Sunday, 31 March 2013

Britten & Brülightly - a graphic novel by Hannah Berry

It was interesting to see the impact on the crowd when Hannah Berry quietly walked into the room at a Laydeez do Comics event and took a seat at the back. A trail of whispers followed her - Hannah Berry, Hannah Berry - I wonder if she knew the effect she had on everyone? Clearly she is held in high regard by comic and graphic novel creators (Laydeez do Comics attracts many of these people) and rightly so.

Britten & Brülightly is a wonderful read: quirky, dark and mysterious. The point of view of the illustrations swoops around the action and pokes into shady corners like a film noir camera and this style suits the murder / blackmail / revenge plot perfectly. Having said that I can't remember any film in that genre with anyone quite like Brülightly - I think it is worth getting hold of a copy of this book just to find out about this unusual character.

I must admit that I got a little lost in the storyline of Britten & Brülightly occasionally but it didn't matter, the strength of the imagery and characterization pull you through.

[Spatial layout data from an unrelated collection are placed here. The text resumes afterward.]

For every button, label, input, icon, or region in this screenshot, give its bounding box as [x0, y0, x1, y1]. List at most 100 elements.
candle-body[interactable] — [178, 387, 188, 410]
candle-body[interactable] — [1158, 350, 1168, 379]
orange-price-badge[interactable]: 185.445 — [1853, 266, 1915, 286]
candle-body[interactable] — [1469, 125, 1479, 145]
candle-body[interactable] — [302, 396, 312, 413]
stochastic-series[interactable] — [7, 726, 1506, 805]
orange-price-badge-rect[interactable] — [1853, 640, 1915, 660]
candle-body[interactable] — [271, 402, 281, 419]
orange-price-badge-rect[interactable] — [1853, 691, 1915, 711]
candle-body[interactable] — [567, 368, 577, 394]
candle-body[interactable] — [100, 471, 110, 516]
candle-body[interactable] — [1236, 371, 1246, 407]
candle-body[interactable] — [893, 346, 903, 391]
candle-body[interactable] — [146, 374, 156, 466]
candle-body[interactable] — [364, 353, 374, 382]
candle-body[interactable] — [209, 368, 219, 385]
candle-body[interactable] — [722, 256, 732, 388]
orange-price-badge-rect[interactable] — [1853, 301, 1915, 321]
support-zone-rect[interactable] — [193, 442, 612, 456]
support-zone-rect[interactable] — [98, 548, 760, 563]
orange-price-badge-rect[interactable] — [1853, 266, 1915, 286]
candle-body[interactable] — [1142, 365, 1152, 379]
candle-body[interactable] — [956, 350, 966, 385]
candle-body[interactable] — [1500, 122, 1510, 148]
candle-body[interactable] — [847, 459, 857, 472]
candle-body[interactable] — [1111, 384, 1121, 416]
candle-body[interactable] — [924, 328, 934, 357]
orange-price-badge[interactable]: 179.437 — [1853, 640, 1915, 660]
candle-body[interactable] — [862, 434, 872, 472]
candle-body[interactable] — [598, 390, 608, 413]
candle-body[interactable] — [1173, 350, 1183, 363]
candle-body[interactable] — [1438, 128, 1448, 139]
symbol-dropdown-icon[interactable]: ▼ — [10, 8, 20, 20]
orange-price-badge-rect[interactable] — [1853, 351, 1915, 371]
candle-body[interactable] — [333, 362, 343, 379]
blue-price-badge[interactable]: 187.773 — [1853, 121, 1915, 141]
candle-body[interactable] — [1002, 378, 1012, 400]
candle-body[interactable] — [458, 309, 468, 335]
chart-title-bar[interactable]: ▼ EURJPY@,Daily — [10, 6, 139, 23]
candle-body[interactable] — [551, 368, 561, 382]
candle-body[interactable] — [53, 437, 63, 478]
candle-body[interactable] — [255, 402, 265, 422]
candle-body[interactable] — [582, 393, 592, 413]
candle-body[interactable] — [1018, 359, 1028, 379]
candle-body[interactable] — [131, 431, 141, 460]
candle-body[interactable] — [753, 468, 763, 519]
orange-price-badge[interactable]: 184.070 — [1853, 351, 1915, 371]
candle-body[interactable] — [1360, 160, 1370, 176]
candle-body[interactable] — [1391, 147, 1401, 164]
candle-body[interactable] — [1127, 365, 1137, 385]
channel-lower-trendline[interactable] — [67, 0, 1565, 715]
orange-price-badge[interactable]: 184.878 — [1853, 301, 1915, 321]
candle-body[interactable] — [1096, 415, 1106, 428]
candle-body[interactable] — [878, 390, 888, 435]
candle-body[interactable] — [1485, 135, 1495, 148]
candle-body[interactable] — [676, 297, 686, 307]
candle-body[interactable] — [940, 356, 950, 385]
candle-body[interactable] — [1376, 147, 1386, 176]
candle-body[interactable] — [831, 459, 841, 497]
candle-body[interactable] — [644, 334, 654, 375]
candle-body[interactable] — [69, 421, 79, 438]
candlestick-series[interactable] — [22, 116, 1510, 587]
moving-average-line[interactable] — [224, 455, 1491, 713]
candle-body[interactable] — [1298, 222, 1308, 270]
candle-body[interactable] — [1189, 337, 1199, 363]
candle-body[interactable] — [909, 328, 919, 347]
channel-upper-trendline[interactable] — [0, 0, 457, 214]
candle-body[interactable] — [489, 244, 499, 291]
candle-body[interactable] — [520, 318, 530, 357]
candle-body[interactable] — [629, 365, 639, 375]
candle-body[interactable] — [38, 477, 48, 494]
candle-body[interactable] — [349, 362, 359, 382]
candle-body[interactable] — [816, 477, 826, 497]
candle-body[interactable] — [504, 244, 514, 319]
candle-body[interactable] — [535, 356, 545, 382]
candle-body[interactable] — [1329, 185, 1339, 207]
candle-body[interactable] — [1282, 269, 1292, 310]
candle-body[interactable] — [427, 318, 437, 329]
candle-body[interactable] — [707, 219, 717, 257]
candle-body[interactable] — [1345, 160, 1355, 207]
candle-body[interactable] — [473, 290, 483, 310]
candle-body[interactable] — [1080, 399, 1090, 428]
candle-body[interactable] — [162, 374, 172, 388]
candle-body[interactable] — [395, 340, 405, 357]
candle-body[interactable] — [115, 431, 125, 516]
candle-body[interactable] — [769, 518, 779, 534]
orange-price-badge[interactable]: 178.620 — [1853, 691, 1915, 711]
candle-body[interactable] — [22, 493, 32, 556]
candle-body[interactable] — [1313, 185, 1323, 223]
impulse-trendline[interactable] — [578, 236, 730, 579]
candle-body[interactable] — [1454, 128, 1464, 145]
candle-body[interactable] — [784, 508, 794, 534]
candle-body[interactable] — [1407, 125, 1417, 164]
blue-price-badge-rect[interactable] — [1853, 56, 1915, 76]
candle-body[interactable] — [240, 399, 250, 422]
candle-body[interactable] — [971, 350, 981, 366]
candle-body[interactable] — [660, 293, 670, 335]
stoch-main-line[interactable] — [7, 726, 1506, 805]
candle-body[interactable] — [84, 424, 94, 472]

For a small taste of Hannah Berry's work go to her blog to download the first part of her new graphic novel Adamtine for free.

Breaking news! Britten & Brülightly #2 is underway. Go to Hannah's blog to read the synopsis.

Friday, 15 March 2013

Psychiatric Tales - a graphic novel by Darryl Cunningham

This book made me cry and on the back is described as harrowing so perhaps it has the same effect on others. You know that thing where an unexpected kindness can hit you quite hard, that is how it got to me.

As you might guess from the title the book is about mental illness - both from the perspective of the author's experiences as a psychiatric nurse and then later his own struggles. It is written with deep compassion and humanity. Simply told, each sentence is carefully crafted with drawings that powerfully reinforce the text.

I guess that whether or how this book might affect you will depend on your life experiences.

In October last year one of my cousins committed suicide. We are a family that stays in contact - I regularly receive news from or about everyone through to second or third cousins and beyond.

However I did not know this cousin particularly well. He was very close to a couple of family members but was reserved with most of the rest of us and had lived overseas for many years.

At the time it was difficult to explain how deeply his suicide affected me and I ended up feeling that I did not have the right to be upset. But then I read this sentence in Psychiatric Tales "the effects of suicide ripple outwards" and it goes on to describe how it intimately affects others - friends, family and strangers. It felt like I had been given permission to feel bad and I think this is something I needed to do.

As you can see the chapter on suicide affected me the most but all of the chapters are powerful and moving. It is an honest and compassionate book, I think that many people would benefit from reading it. It is also a wonderful example of the art of the graphic novel, I think part of its power lies in its form.